Arcade Fire, HMH Amsterdam, 13 november 2007
Het bezoeken van het concert van Arcade Fire had voor mij heel wat voeten in aarde. Een concert aan de andere kant van het land, middenin een drukke, 6-dagige werkweek met veel bezette avonden en ook nog eens niemand die mee wilde. Toch had ik, mede na het zien van TV-beelden, zoals vorig jaar bij Pinkpop, het idee dat ik hier bij moest zijn. Even speelde ik met de gedachte alleen te gaan, maar dat werd me toch te gek. Tot nichtje Nynke aangaf ook wel zin te hebben en daarom was ik er toch bij, bij de hoogmis van Arcade Fire. Want het had alles van een hoogmis, die avond. Het opwarmertje in de vorm van voorprogramma Wild Light was nog een echt bandje, beetje rammelend, liedjes in de sfeer van Arcade Fire maar dan nog wat priller en af en toe aandoenlijker, zeker erg aantrekkelijk klinkend. Maar het echte werk barstte pas voluit los, in rood velours omkleed en schitterend verlicht, na de indringende tv-dominees die op verschillende videoschermen ons vermanend dan wel enthousiasmerend toespraken, waarna de percussieve klanken van Black Mirror de verzamelde gemeente omspoelden. Ondanks een aanvankelijk nog wat matig geluid, was de magie gelijk daar. De 10-koppige band denderde de zaal in, met naast de traditionele bas, gitaar, drum ook veel toetsen (waaronder een heus kerkorgel voor het overweldigende Intervention), sax, klarinet, Tuba, trompet, hoorn, viool, contrabas, accordeon, draailier, helm (ja, helm, want waarom zou je je woeste percussiedriften alleen op de twee losstaande bekkens botvieren als je dat ook, nadat je op je synths, microfoonstandaards, collega-muzikant hebt getimmerd, nog eens op een helm op een stok kunt uitleven?). Het begrip “wall of sound” kreeg menigmaal een nieuwe invulling. Met een mengeling van verbetenheid, enthousiasme en af en toe furieuze waanzin spoot de band zijn fantastische nummers van zowel Funeral als Neon Bible over het publiek, al werd op 1/3 wel even wat gas teruggenomen en werd met het titelnummer van Neon Bible (eigenlijk een prachtig, klein liedje) echt even een rustpunt ingelast. In ieder nummer zit eigenlijk wel ergens een vrij eenvoudige mee-neurie-lijn, die het publiek telkens verlokte tot massaal en sacraal meedoen met het kerkkoor, al dan niet ondersteund door handen in de lucht. Er kwam maar 1 toegift, waarbij het laatste nummer “Wake up” was en hoewel ik op dat moment toch hoopte op meer, was de keuze voor die afsluiter zo vanzelfsprekend apotheotisch, dat ik me bedacht dat het op dat moment ook goed was.
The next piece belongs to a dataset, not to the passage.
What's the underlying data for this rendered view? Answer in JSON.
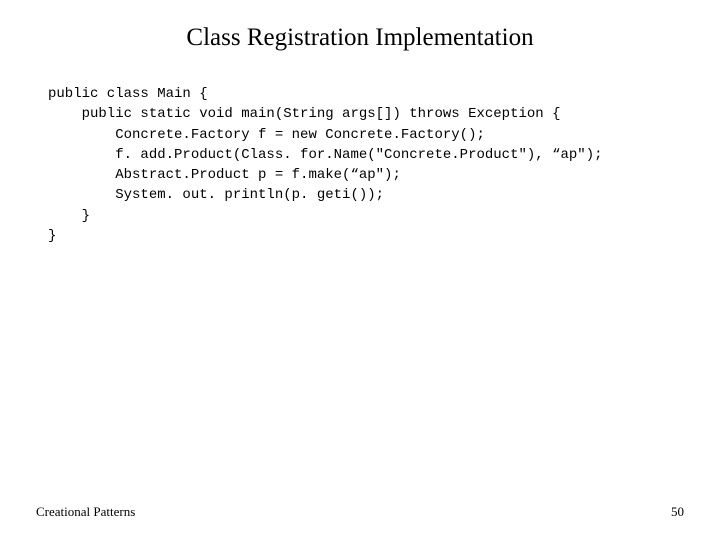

Zoals het bezoeken van een hoogmis de kerkganger geestelijk voedsel voor de komende week zou moeten geven, zo had ik aan deze avond de nodige energie overgehouden om weer even op te teren. Mijn idee dat ik hier bij zou moeten zijn bleek niet onterecht, ik had dit fantastische spektakel voor geen goud willen missen. Arcade Fire, een van de belangrijkste bands van het eerste decennium van de 21e eeuw!.